Este hallazgo permitió a los españoles comenzar a cuantificar, en toda su dimensión, el descubrimiento hecho por Cristóbal Colón veintiún años antes. El nuevo mar que Balboa ponía a disposición del rey de España, les abría un mundo casi sin fronteras y les permitiría crear un imperio en el que nunca se pondría el sol.
Pero Balboa supo de cerca que atravesar el istmo de Panamá no era tarea fácil, y el rey español quería tomar pronta posesión de los territorios y de las riquezas a las que se accedía por esta nueva ruta. España necesitaba encontrar con urgencia un paso que comunicara por mar estos dos océanos que el valiente aventurero había logrado unir por tierra.
Los demás países europeos, especialmente Portugal, su gran competidor en los océanos y en sus afanes de conquista, permanecían expectantes a los avances de los hispanos porque también querían una tajada de los tesoros que entregarían estos nuevos territorios. Y porque eran tan remotos y tan inconmensurablemente extensos, creían que la torta debería alcanzar para todos, idea que los españoles no compartían.
Entonces el Rey Fernando El Católico encomendó a Juan Díaz de Solís que hiciera un viaje secreto en busca del paso que permitiera unir los dos océanos. Claro que de “secreto” no tuvo mucho, porque los portugueses supieron de él e intentaron, mediante distinto ardides, evitarlo. Pero no lo consiguieron.

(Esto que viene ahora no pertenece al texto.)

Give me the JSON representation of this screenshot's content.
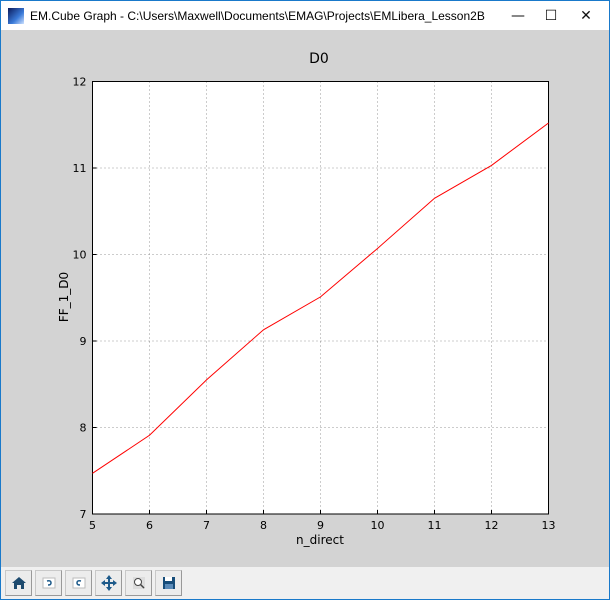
{
  "window": {
    "title": "EM.Cube Graph - C:\\Users\\Maxwell\\Documents\\EMAG\\Projects\\EMLibera_Lesson2B",
    "minimize": "—",
    "maximize": "☐",
    "close": "✕"
  },
  "toolbar": [
    {
      "icon": "home-icon",
      "label": "Home"
    },
    {
      "icon": "back-icon",
      "label": "Back"
    },
    {
      "icon": "forward-icon",
      "label": "Forward"
    },
    {
      "icon": "pan-icon",
      "label": "Pan"
    },
    {
      "icon": "zoom-icon",
      "label": "Zoom"
    },
    {
      "icon": "save-icon",
      "label": "Save"
    }
  ],
  "chart_data": {
    "type": "line",
    "title": "D0",
    "xlabel": "n_direct",
    "ylabel": "FF_1_D0",
    "xlim": [
      5,
      13
    ],
    "ylim": [
      7,
      12
    ],
    "xticks": [
      "5",
      "6",
      "7",
      "8",
      "9",
      "10",
      "11",
      "12",
      "13"
    ],
    "yticks": [
      "7",
      "8",
      "9",
      "10",
      "11",
      "12"
    ],
    "grid": true,
    "series": [
      {
        "name": "FF_1_D0",
        "color": "#ff0000",
        "x": [
          5,
          6,
          7,
          8,
          9,
          10,
          11,
          12,
          13
        ],
        "y": [
          7.47,
          7.91,
          8.55,
          9.13,
          9.51,
          10.07,
          10.65,
          11.03,
          11.52
        ]
      }
    ]
  }
}
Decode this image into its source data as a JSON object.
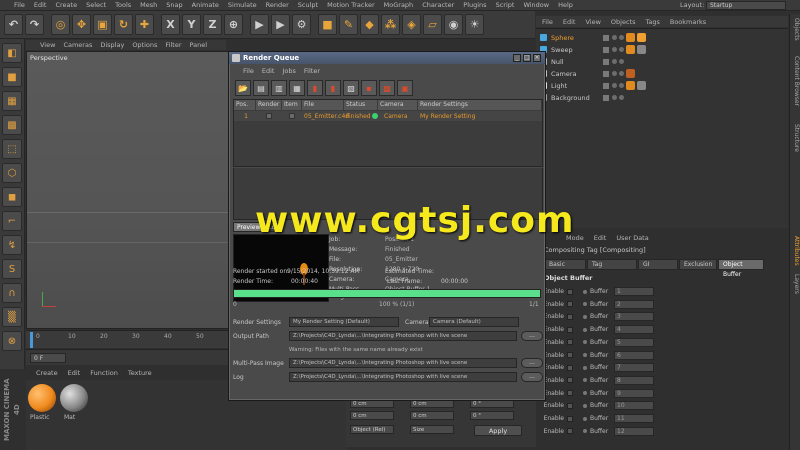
{
  "menubar": {
    "items": [
      "File",
      "Edit",
      "Create",
      "Select",
      "Tools",
      "Mesh",
      "Snap",
      "Animate",
      "Simulate",
      "Render",
      "Sculpt",
      "Motion Tracker",
      "MoGraph",
      "Character",
      "Plugins",
      "Script",
      "Window",
      "Help"
    ],
    "layout_label": "Layout:",
    "layout_value": "Startup"
  },
  "toolbar": {
    "axis_x": "X",
    "axis_y": "Y",
    "axis_z": "Z"
  },
  "viewport": {
    "menu": [
      "View",
      "Cameras",
      "Display",
      "Options",
      "Filter",
      "Panel"
    ],
    "label": "Perspective"
  },
  "timeline": {
    "ticks": [
      "0",
      "10",
      "20",
      "30",
      "40",
      "50",
      "60",
      "70",
      "80",
      "90"
    ],
    "frame": "0 F"
  },
  "materials": {
    "menu": [
      "Create",
      "Edit",
      "Function",
      "Texture"
    ],
    "items": [
      {
        "name": "Plastic",
        "color": "#f08a1e"
      },
      {
        "name": "Mat",
        "color": "#888888"
      }
    ]
  },
  "brand": {
    "maxon": "MAXON CINEMA 4D"
  },
  "coords": {
    "fields": [
      "0 cm",
      "0 cm",
      "0 °",
      "0 cm",
      "0 cm",
      "0 °",
      "0 cm",
      "0 cm",
      "0 °"
    ],
    "mode": "Object (Rel)",
    "size": "Size",
    "apply": "Apply"
  },
  "object_manager": {
    "menu": [
      "File",
      "Edit",
      "View",
      "Objects",
      "Tags",
      "Bookmarks"
    ],
    "objects": [
      {
        "name": "Sphere",
        "highlight": true,
        "icon_color": "#4aa8e0"
      },
      {
        "name": "Sweep",
        "highlight": false,
        "icon_color": "#4aa8e0"
      },
      {
        "name": "Null",
        "highlight": false,
        "icon_color": "#b0b0b0"
      },
      {
        "name": "Camera",
        "highlight": false,
        "icon_color": "#c0c0c0"
      },
      {
        "name": "Light",
        "highlight": false,
        "icon_color": "#e0e0e0"
      },
      {
        "name": "Background",
        "highlight": false,
        "icon_color": "#9aa0a8"
      }
    ]
  },
  "side_tabs": [
    "Objects",
    "Content Browser",
    "Structure",
    "Attributes",
    "Layers"
  ],
  "attributes": {
    "menu": [
      "Mode",
      "Edit",
      "User Data"
    ],
    "title": "Compositing Tag [Compositing]",
    "tabs": [
      "Basic",
      "Tag",
      "GI",
      "Exclusion",
      "Object Buffer"
    ],
    "section": "Object Buffer",
    "enable_label": "Enable",
    "buffer_label": "Buffer",
    "buffer_values": [
      "1",
      "2",
      "3",
      "4",
      "5",
      "6",
      "7",
      "8",
      "9",
      "10",
      "11",
      "12"
    ]
  },
  "render_queue": {
    "title": "Render Queue",
    "menu": [
      "File",
      "Edit",
      "Jobs",
      "Filter"
    ],
    "columns": [
      "Pos.",
      "Render",
      "Item",
      "File",
      "Status",
      "Camera",
      "Render Settings"
    ],
    "job": {
      "pos": "1",
      "file": "05_Emitter.c4d",
      "status": "Finished",
      "camera": "Camera",
      "settings": "My Render Setting"
    },
    "preview_tabs": [
      "Preview",
      "Log"
    ],
    "info_labels": [
      "Job:",
      "Message:",
      "File:",
      "Resolution:",
      "Camera:",
      "Multi-Pass Image:"
    ],
    "info_values": [
      "Position 1",
      "Finished",
      "05_Emitter",
      "1280 x 720",
      "Camera",
      "Object Buffer 1"
    ],
    "render_started_label": "Render started on:",
    "render_started": "9/15/2014, 10:59:12 AM",
    "estimated_label": "Estimated Time:",
    "render_time_label": "Render Time:",
    "render_time": "00:00:40",
    "last_frame_label": "Last Frame:",
    "last_frame": "00:00:00",
    "progress": 1.0,
    "progress_start": "0",
    "progress_mid": "100 % (1/1)",
    "progress_end": "1/1",
    "render_settings_label": "Render Settings",
    "render_settings": "My Render Setting (Default)",
    "camera_label": "Camera",
    "camera": "Camera (Default)",
    "output_label": "Output Path",
    "output_path": "Z:\\Projects\\C4D_Lynda\\...\\Integrating Photoshop with live scene",
    "warning": "Warning: Files with the same name already exist",
    "multipass_label": "Multi-Pass Image",
    "multipass_path": "Z:\\Projects\\C4D_Lynda\\...\\Integrating Photoshop with live scene",
    "log_label": "Log",
    "log_path": "Z:\\Projects\\C4D_Lynda\\...\\Integrating Photoshop with live scene",
    "browse": "..."
  },
  "watermark": "www.cgtsj.com"
}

Juan Díaz de Solís, que según algunos investigadores nació en Alentejo, Portugal, y según otros en Sevilla, zarpó de San Lúcar de Barrameda el 8 de octubre de 1515 con tres pequeñas carabelas y una tripulación de setenta hombres, en busca del paso transoceánico.
El 20 de enero de 1516 llegó a lo que hoy es Punta del Este, en Uruguay, y que él bautizó como Puerto de Nuestra Señora de la Candelaria. Desde ahí descubrió un brazo de mar cuya agua era menos salobre que la del océano, por lo que lo bautizó “Mar Dulce”. Sin saberlo, había descubierto el Río de la Plata.
Pensando que podría tratarse del anhelado paso interoceánico, se internó por su cauce en una de las carabelas, llegando hasta las cercanías del sector que hoy es conocido como Arroyo de las Vacas. Ahí desembarcó junto a siete tripulantes, los que fueron atacados por los indios. Sólo uno sobrevivió. Los demás, cuenta la historia, fueron asesinados a la vista de los tripulantes que permanecieron en la nave, luego los asaron y se los comieron. Destino que también corrió Solís, no así el sobreviviente, Francisco del Puerto, grumete que se salvó de ser engullido por sus captores y que, en cambio, lo adoptaron.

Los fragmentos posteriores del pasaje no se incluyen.